The effect of hypoxia/reoxygenation on the cellular function of intestinal epithelial cells.

Author information

1
Department of Surgery, University of Medicine and Dentistry of New Jersey Medical School, Newark 07103, USA.

Abstract

BACKGROUND:

Previously, using in vivo models, we have demonstrated that ischemia/reperfusion can increase intestinal mucosal permeability, promote bacterial translocation, and induce gut cytokine production. Because of the cellular heterogeneity of the gut, however, studies investigating the direct effects of hypoxia/reoxygenation on intestinal epithelial cells are confounded in in vivo model systems. Consequently, this study examines oxidant-mediated enterocyte injury using an in vitro intestinal enterocyte hypoxia/reoxygenation model system.

METHODS:

Two intestinal epithelial cell lines, IEC-6 and Caco-2, were seeded onto 3-microm filters in a Transwell bicameral system and grown until tight junction integrity was established. Cells were subjected to hypoxia in a sealed chamber with 95% nitrogen and 5% carbon dioxide and incubated at 37 degrees C for 60 or 90 minutes. Reoxygenation was initiated by replacing the media and putting the cells in an environment of room air plus 5% carbon dioxide. Permeability and bacterial translocation were assayed by measuring the phenol red concentration and culturing the bacteria that crossed the cell monolayer and reached the basal chamber of the bicameral system. Monolayer tight junction integrity was monitored by serial measurements of transepithelial electrical resistance (TEER), and cell viability was assessed by trypan blue dye.

RESULTS:

IEC-6 cell monolayers subjected to 60 or 90 minutes of hypoxia showed significantly higher permeability to phenol red, with 54+/-5% and 57+/-5% of the dye crossing the monolayers, respectively, compared with normoxic control (38+/-2%; p < 0.01). Caco-2 cell monolayers also had increased permeability to phenol red, with 24+/-6% and 20+/-4% of the phenol red crossing the monolayer after 60 or 90 minutes of hypoxia, respectively, compared with 8+/-3% in the normoxic controls (p < 0.01).
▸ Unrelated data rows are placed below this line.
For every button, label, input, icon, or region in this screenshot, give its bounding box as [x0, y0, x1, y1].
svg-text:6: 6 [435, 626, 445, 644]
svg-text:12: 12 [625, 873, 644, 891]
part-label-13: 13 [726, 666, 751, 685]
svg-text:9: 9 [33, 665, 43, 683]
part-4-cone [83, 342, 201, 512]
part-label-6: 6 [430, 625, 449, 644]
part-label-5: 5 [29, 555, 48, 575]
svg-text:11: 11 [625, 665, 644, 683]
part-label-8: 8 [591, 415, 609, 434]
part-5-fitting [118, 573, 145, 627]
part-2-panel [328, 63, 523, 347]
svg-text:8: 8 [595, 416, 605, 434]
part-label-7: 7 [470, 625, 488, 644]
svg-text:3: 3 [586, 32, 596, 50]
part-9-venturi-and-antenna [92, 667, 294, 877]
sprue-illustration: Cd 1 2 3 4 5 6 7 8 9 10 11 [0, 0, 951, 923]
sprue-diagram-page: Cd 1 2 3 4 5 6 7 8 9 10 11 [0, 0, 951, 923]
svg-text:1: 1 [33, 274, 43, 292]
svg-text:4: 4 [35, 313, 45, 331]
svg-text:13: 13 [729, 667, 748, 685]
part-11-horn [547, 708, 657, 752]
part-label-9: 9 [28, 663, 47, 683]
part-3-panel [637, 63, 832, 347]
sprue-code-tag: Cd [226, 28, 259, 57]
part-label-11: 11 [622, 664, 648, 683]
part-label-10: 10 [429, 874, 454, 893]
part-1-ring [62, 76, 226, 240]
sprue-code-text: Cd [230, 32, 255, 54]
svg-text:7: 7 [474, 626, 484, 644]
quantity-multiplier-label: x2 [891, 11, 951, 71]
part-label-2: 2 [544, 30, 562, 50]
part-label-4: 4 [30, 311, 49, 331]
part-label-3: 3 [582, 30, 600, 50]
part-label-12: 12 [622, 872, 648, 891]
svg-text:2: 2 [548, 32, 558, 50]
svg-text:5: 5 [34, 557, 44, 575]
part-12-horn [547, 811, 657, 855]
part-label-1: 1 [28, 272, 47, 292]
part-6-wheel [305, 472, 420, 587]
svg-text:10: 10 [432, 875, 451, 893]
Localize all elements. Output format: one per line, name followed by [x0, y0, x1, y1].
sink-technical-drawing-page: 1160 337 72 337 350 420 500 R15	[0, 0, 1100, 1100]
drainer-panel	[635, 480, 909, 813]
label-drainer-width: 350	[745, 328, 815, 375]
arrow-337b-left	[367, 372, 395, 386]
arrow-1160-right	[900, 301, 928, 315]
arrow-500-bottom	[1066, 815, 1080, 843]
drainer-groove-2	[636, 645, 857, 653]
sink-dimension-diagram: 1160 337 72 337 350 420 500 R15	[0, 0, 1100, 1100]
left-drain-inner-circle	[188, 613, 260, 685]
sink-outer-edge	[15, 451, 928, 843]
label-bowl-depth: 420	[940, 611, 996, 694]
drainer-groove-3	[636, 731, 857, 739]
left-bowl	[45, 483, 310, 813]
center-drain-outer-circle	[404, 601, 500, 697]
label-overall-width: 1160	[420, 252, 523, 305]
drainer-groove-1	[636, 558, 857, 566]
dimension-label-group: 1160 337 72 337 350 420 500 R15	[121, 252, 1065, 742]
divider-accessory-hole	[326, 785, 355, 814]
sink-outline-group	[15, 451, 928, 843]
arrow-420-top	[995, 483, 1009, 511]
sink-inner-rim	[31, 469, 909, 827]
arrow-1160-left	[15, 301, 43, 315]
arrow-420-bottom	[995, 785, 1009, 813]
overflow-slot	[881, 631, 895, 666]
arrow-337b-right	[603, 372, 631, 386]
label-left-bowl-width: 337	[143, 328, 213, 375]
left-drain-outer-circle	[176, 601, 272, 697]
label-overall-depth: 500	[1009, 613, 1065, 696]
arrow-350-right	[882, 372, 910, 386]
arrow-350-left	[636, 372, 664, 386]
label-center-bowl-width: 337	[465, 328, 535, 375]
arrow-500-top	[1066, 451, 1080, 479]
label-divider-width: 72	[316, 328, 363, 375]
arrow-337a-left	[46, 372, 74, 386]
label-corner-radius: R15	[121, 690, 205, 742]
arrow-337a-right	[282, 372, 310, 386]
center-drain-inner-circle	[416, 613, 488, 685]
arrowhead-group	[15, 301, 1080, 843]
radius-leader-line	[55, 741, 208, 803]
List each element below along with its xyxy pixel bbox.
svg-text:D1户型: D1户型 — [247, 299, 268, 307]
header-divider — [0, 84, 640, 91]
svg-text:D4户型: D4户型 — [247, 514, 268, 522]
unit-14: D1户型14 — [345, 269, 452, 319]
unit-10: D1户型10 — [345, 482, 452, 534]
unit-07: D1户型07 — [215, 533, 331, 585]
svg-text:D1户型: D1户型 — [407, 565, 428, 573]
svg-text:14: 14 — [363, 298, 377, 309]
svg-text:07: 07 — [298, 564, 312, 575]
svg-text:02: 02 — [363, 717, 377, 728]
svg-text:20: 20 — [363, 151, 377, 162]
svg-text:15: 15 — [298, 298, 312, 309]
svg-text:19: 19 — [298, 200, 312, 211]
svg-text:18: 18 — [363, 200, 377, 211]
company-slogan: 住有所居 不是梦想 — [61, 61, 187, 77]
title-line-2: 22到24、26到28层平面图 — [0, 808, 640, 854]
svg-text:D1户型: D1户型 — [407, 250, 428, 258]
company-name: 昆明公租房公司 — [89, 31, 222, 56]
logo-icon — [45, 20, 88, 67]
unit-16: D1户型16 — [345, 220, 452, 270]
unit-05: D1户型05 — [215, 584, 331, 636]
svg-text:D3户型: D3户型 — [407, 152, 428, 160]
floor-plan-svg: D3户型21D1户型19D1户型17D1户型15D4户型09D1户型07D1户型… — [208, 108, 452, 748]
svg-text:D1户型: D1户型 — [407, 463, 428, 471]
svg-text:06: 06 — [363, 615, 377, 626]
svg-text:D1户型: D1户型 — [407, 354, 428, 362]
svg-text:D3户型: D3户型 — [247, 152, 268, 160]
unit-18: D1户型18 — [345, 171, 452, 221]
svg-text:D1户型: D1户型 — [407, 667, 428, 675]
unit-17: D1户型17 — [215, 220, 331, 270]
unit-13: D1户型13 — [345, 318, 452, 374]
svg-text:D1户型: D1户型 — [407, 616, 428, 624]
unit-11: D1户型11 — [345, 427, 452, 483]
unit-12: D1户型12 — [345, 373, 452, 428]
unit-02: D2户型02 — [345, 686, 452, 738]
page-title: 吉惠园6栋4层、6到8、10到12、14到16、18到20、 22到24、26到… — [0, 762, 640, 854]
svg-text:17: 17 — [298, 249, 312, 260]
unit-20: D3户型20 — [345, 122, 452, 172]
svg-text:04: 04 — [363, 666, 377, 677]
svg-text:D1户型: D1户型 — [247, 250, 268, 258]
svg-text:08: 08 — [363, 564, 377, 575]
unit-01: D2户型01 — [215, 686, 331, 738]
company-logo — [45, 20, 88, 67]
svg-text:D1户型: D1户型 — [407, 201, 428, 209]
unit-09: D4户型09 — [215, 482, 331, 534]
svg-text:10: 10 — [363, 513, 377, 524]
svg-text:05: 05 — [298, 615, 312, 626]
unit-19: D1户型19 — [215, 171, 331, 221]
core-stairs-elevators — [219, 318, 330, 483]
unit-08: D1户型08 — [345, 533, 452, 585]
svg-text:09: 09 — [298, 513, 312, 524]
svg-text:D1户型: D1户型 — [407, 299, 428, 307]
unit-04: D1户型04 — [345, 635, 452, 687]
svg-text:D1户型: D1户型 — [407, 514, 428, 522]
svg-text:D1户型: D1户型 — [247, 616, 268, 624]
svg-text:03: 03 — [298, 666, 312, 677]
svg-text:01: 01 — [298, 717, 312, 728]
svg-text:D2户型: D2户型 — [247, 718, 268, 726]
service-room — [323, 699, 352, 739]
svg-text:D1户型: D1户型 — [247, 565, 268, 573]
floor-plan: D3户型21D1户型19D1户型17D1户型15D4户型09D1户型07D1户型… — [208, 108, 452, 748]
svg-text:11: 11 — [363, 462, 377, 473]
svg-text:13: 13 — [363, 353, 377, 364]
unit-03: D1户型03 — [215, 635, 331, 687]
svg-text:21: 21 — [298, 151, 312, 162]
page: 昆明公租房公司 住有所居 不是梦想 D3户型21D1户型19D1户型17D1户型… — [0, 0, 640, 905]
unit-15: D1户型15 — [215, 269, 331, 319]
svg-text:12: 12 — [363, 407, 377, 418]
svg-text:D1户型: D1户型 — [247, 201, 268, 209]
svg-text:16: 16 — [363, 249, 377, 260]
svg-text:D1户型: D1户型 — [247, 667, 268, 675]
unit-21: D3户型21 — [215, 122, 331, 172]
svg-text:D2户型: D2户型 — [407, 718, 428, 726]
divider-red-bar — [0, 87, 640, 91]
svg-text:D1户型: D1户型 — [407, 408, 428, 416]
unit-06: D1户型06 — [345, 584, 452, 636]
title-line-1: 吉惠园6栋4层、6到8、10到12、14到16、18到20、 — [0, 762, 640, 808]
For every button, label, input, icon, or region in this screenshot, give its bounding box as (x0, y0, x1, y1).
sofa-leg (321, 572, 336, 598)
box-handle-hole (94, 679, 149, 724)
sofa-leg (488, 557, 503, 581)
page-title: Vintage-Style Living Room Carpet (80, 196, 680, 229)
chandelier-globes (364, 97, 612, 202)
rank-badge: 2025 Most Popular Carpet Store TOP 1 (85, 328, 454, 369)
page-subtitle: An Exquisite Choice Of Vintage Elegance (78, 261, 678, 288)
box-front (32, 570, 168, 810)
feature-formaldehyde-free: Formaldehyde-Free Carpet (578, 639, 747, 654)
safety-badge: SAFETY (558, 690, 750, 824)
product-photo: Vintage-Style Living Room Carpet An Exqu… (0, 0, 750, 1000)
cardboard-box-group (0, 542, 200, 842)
At 3 hours after challenge with Escherichia coli, the monolayers subjected to 60 or 90 minutes of hypoxia had significantly increased bacterial translocation (IEC-6 cells, p < 0.05; Caco-2 cells, p < 0.01) compared with controls. The increased permeability of the hypoxic Caco-2 and IEC-6 monolayers was associated with a decrease in TEER beginning as early as 1 hour after reoxygenation (p < 0.01). Cell viability, however, was not decreased.

CONCLUSION:

These results indicate that hypoxia/reoxygenation can directly impair cellular function as manifested by increased monolayer permeability to phenol red, increased E. coli bacterial translocation, and a decrease in TEER values.